My objective is to obtain the distribution of $Y$, defined as
$Y = X_c - X_v$.
Can someone suggest me how can I proceed to obtain the distribution of $Y$?
Thank you in advance.
 A: Unfortunately, this is one of those cases where you can get an expression for the probability mass function, but it is quite a complicated expression that does not simplify.  To see this, let's consider the more general case where you have independent random vectors $\mathbf{X}_1 \sim \text{Mu}(n, \mathbf{P}_1)$ and $\mathbf{X}_2 \sim \text{Mu}(n, \mathbf{P}_2)$ and you set $\mathbf{Y} \equiv \mathbf{X}_1-\mathbf{X}_2$.  Then for any possible outcomes $\mathbf{y}$ we get the probability mass function:
$$\begin{align}
p_\mathbf{Y}(\mathbf{y}) 
&\equiv \mathbb{P}(\mathbf{Y}=\mathbf{y}) \\[12pt]
&= \sum_{\mathbf{x}} \text{Mu}(\mathbf{x}+\mathbf{y}|n, \mathbf{p}_1) \cdot \text{Mu}(\mathbf{x}|n, \mathbf{p}_2) \\[6pt]
&= \sum_{\mathbf{x} \in \mathscr{X}(\mathbf{y})} {n \choose \mathbf{x}+\mathbf{y}} {n \choose \mathbf{x}} \prod_{i=1}^k p_{1,i}^{x_i+y_i} p_{2,i}^{x_i}. \\[6pt]
\end{align}$$
where $\mathscr{X}(\mathbf{y}) \equiv \{ \mathbf{x} \in \{ 0,...,n \}^k | \min (x_i+y_i) \geqslant 0, \sum x_i = n \}$ is the set of all possible values of $\mathbf{x}$ consistent with the outcome $\mathbf{y}$.  Now, this is technically a closed-form expression for the mass function, since it is a finite sum of closed form expressions.  Unfortunately, it does not simplify any further.  With a bit of effort you can program this function in computational software so that you automate the computation, and that is about as good as you can do here.

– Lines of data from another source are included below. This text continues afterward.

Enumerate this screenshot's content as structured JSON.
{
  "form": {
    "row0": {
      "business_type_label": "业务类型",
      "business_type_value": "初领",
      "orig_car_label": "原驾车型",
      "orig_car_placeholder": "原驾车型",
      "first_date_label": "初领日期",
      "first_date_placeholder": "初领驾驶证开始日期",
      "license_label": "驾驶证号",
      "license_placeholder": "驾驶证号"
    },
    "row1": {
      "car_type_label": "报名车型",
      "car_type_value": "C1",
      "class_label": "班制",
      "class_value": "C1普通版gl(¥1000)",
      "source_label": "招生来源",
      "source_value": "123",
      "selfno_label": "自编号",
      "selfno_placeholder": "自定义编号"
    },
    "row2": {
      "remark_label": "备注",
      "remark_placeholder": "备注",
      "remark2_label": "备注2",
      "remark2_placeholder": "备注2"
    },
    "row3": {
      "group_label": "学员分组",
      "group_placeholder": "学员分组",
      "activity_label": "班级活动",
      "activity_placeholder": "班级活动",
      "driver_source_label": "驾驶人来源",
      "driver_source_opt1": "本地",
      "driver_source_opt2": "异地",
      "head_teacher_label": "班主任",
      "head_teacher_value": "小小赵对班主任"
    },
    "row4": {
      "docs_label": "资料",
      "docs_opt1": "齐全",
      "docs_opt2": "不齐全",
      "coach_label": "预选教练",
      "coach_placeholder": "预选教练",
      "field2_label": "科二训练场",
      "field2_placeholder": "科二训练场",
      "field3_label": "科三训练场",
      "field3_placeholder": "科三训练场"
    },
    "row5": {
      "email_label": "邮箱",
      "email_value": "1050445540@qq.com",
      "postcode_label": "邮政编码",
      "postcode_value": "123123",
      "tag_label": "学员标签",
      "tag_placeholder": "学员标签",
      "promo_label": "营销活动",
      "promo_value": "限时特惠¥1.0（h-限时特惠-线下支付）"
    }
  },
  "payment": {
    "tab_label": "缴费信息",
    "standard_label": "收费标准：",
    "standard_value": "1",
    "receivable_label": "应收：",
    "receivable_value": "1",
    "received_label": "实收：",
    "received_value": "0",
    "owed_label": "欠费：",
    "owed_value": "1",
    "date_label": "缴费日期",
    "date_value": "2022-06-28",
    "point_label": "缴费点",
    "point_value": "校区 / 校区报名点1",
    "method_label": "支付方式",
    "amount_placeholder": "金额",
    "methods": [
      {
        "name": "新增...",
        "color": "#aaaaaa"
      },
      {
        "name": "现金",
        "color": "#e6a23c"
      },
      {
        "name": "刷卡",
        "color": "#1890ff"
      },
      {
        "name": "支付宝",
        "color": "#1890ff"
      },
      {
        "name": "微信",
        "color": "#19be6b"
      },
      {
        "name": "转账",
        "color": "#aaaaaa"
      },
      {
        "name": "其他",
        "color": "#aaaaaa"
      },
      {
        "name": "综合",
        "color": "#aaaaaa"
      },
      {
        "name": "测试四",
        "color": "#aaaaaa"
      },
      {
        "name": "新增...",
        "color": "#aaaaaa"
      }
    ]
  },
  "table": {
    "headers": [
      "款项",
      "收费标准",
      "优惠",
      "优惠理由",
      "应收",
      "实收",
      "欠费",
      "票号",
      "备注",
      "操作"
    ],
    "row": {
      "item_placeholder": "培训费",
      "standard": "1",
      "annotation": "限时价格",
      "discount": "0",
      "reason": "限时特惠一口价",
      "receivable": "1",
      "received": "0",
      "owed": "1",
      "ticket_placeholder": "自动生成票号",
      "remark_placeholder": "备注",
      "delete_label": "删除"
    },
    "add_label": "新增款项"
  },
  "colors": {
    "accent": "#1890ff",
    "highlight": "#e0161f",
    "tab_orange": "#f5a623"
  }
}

Of course, if you don't mind an approximation, another approach that is useful for large $n$ is to approximate the multinomial distribution by the multivariate normal distribution, so that the difference vector also have a multivariate normal distribution.  You could get a reasonably approximating expression that uses the multivariate normal and then rounds the values to integers and then imposes the support constraints.  That would be another way to deal with it.